[Intel-gfx] [PATCH] drm/i915: Switch obj->mm.lock lockdep annotations on its head
Tang, CQ
cq.tang at intel.com
Tue Nov 5 18:38:08 UTC 2019
> -----Original Message-----
> From: Daniel Vetter <daniel.vetter at ffwll.ch>
> Sent: Tuesday, November 5, 2019 2:02 AM
> To: Intel Graphics Development <intel-gfx at lists.freedesktop.org>
> Cc: Daniel Vetter <daniel.vetter at ffwll.ch>; Auld, Matthew
> <matthew.auld at intel.com>; Chris Wilson <chris at chris-wilson.co.uk>; Tang,
> CQ <cq.tang at intel.com>; Ursulin, Tvrtko <tvrtko.ursulin at intel.com>; Joonas
> Lahtinen <joonas.lahtinen at linux.intel.com>; Vetter, Daniel
> <daniel.vetter at intel.com>
> Subject: [PATCH] drm/i915: Switch obj->mm.lock lockdep annotations on its
> head
>
> The trouble with having a plain nesting flag for locks which do not naturally
> nest (unlike block devices and their partitions, which is the original motivation
> for nesting levels) is that lockdep will never spot a true deadlock if you screw
> up.
>
> This patch is an attempt at trying better, by highlighting a bit more the actual
> nature of the nesting that's going on.
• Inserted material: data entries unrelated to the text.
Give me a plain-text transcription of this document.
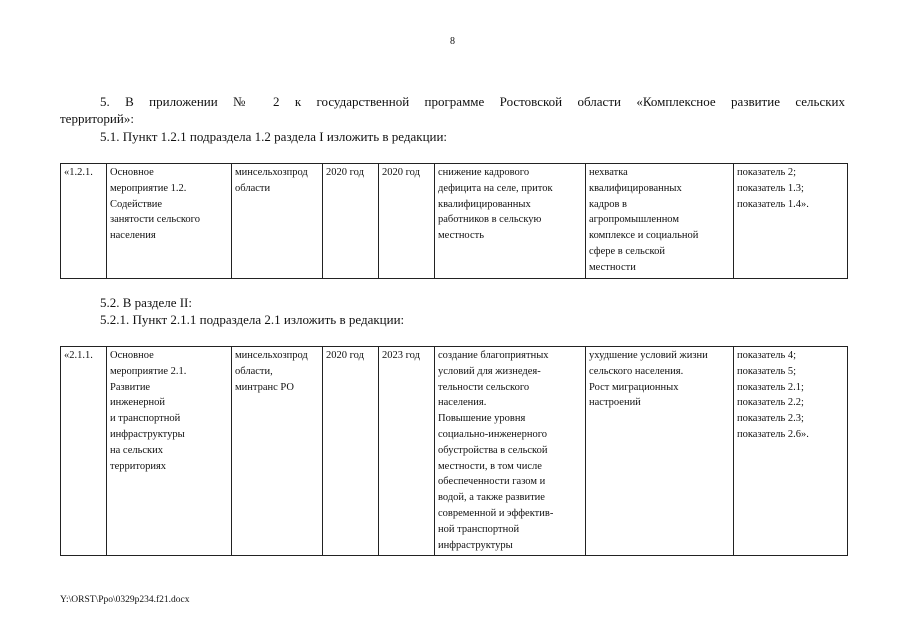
8
5. В приложении № 2 к государственной программе Ростовской области «Комплексное развитие сельских
территорий»:
5.1. Пункт 1.2.1 подраздела 1.2 раздела I изложить в редакции:
«1.2.1.	Основное
мероприятие 1.2.
Содействие
занятости сельского
населения	минсельхозпрод
области	2020 год	2020 год	снижение кадрового
дефицита на селе, приток
квалифицированных
работников в сельскую
местность	нехватка
квалифицированных
кадров в
агропромышленном
комплексе и социальной
сфере в сельской
местности	показатель 2;
показатель 1.3;
показатель 1.4».
5.2. В разделе II:
5.2.1. Пункт 2.1.1 подраздела 2.1 изложить в редакции:
«2.1.1.	Основное
мероприятие 2.1.
Развитие
инженерной
и транспортной
инфраструктуры
на сельских
территориях	минсельхозпрод
области,
минтранс РО	2020 год	2023 год	создание благоприятных
условий для жизнедея-
тельности сельского
населения.
Повышение уровня
социально-инженерного
обустройства в сельской
местности, в том числе
обеспеченности газом и
водой, а также развитие
современной и эффектив-
ной транспортной
инфраструктуры	ухудшение условий жизни
сельского населения.
Рост миграционных
настроений	показатель 4;
показатель 5;
показатель 2.1;
показатель 2.2;
показатель 2.3;
показатель 2.6».
Y:\ORST\Ppo\0329p234.f21.docx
Essentially we have two kinds of
> objects:
>
> - objects without pages allocated, which cannot be on any lru and are
> hence inaccessible to the shrinker.
>
> - objects which have pages allocated, which are on an lru, and which
> the shrinker can decide to throw out.
>
> For the former type of object, memory allcoations while holding
> obj->mm.lock are permissible. For the latter they are not. And
> get/put_pages transitions between the two types of objects.
>
> This is still not entirely fool-proof since the rules might chance.
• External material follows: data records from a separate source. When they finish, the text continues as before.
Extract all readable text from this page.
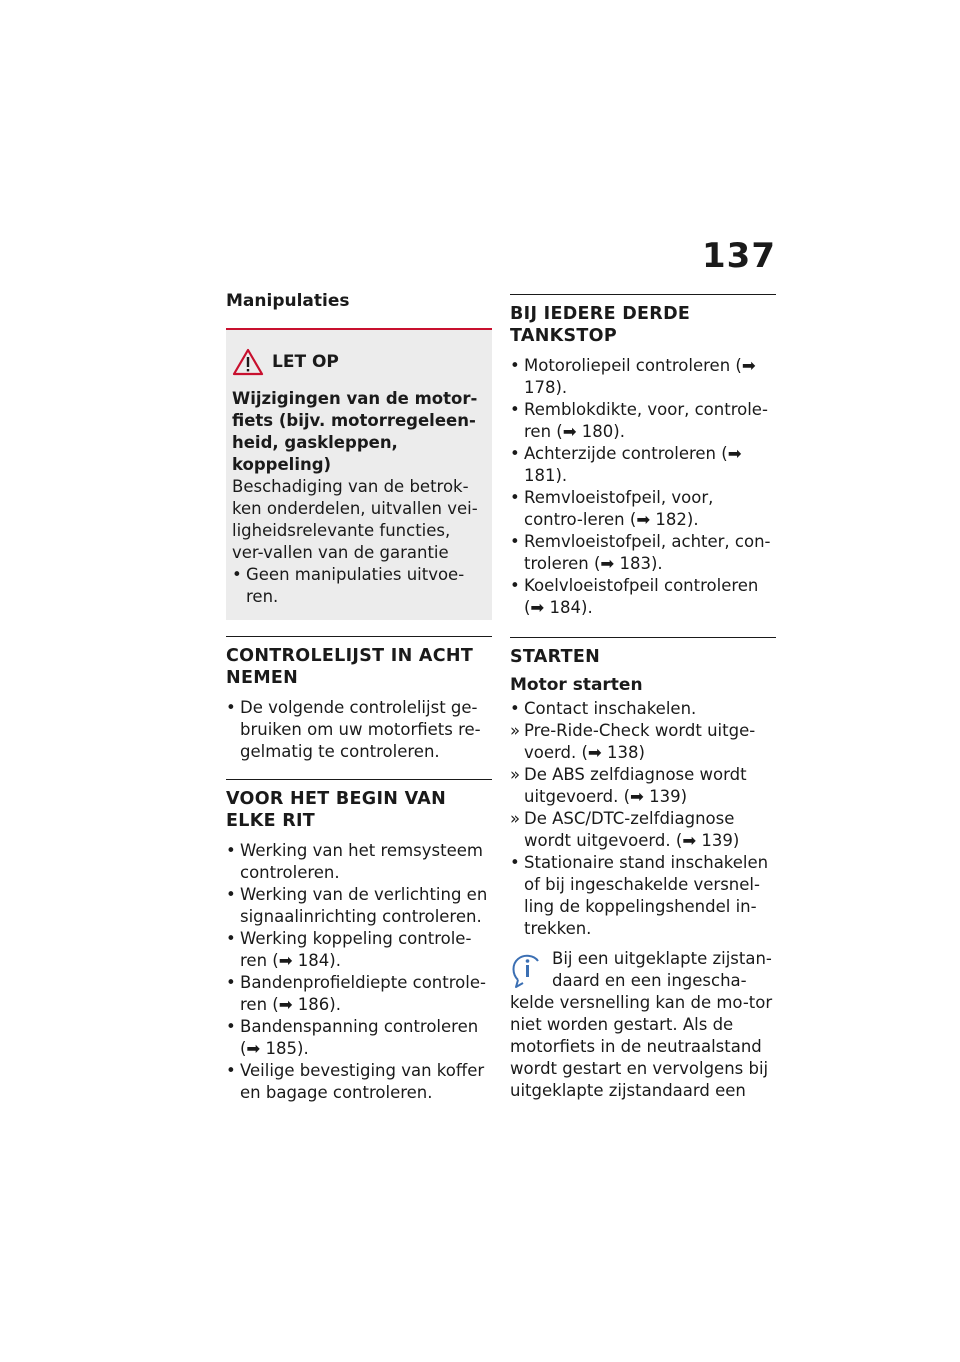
137
Manipulaties
LET OP
Wijzigingen van de motor-fiets (bijv. motorregeleen-heid, gaskleppen, koppeling)
Beschadiging van de betrok-ken onderdelen, uitvallen vei-ligheidsrelevante functies, ver-vallen van de garantie
• Geen manipulaties uitvoe-ren.
CONTROLELIJST IN ACHT NEMEN
• De volgende controlelijst ge-bruiken om uw motorfiets re-gelmatig te controleren.
VOOR HET BEGIN VAN ELKE RIT
• Werking van het remsysteem controleren.
• Werking van de verlichting en signaalinrichting controleren.
• Werking koppeling controle-ren (➡ 184).
• Bandenprofieldiepte controle-ren (➡ 186).
• Bandenspanning controleren (➡ 185).
• Veilige bevestiging van koffer en bagage controleren.
BIJ IEDERE DERDE TANKSTOP
• Motoroliepeil controleren (➡ 178).
• Remblokdikte, voor, controle-ren (➡ 180).
• Achterzijde controleren (➡ 181).
• Remvloeistofpeil, voor, contro-leren (➡ 182).
• Remvloeistofpeil, achter, con-troleren (➡ 183).
• Koelvloeistofpeil controleren (➡ 184).
STARTEN
Motor starten
• Contact inschakelen.
» Pre-Ride-Check wordt uitge-voerd. (➡ 138)
» De ABS zelfdiagnose wordt uitgevoerd. (➡ 139)
» De ASC/DTC-zelfdiagnose wordt uitgevoerd. (➡ 139)
• Stationaire stand inschakelen of bij ingeschakelde versnel-ling de koppelingshendel in-trekken.
Bij een uitgeklapte zijstan-daard en een ingescha-
kelde versnelling kan de mo-tor niet worden gestart. Als de motorfiets in de neutraalstand wordt gestart en vervolgens bij uitgeklapte zijstandaard een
> But as long as we run such a code ever at runtime lockdep should be able to
> observe the inconsistency and complain (like with any other lockdep class
> that we've split up in multiple classes). But there are a few clear benefits:
>
> - We can drop the nesting flag parameter from
> __i915_gem_object_put_pages, because that function by definition is
> never going allocate memory, and calling it on an object which
> doesn't have its pages allocated would be a bug.
>
> - We strictly catch more bugs, since there's not only one place in the
> entire tree which is annotated with the special class. All the
> other places that had explicit lockdep nesting annotations we're now
> going to leave up to lockdep again.
>
> - Specifically this catches stuff like calling get_pages from
> put_pages (which isn't really a good idea, if we can call get_pages
> so could the shrinker). I've seen patches do exactly that.
If we don't allow get_pages from put_pages, then we need to think a new way to swap the pages freed by put_pages.
In the lmem swapping case, put_pages can't just free the pages, it needs to save the pages to somewhere else.
The saving operation requires to call get_pages because we need temp objects for blitter engine to do the copying.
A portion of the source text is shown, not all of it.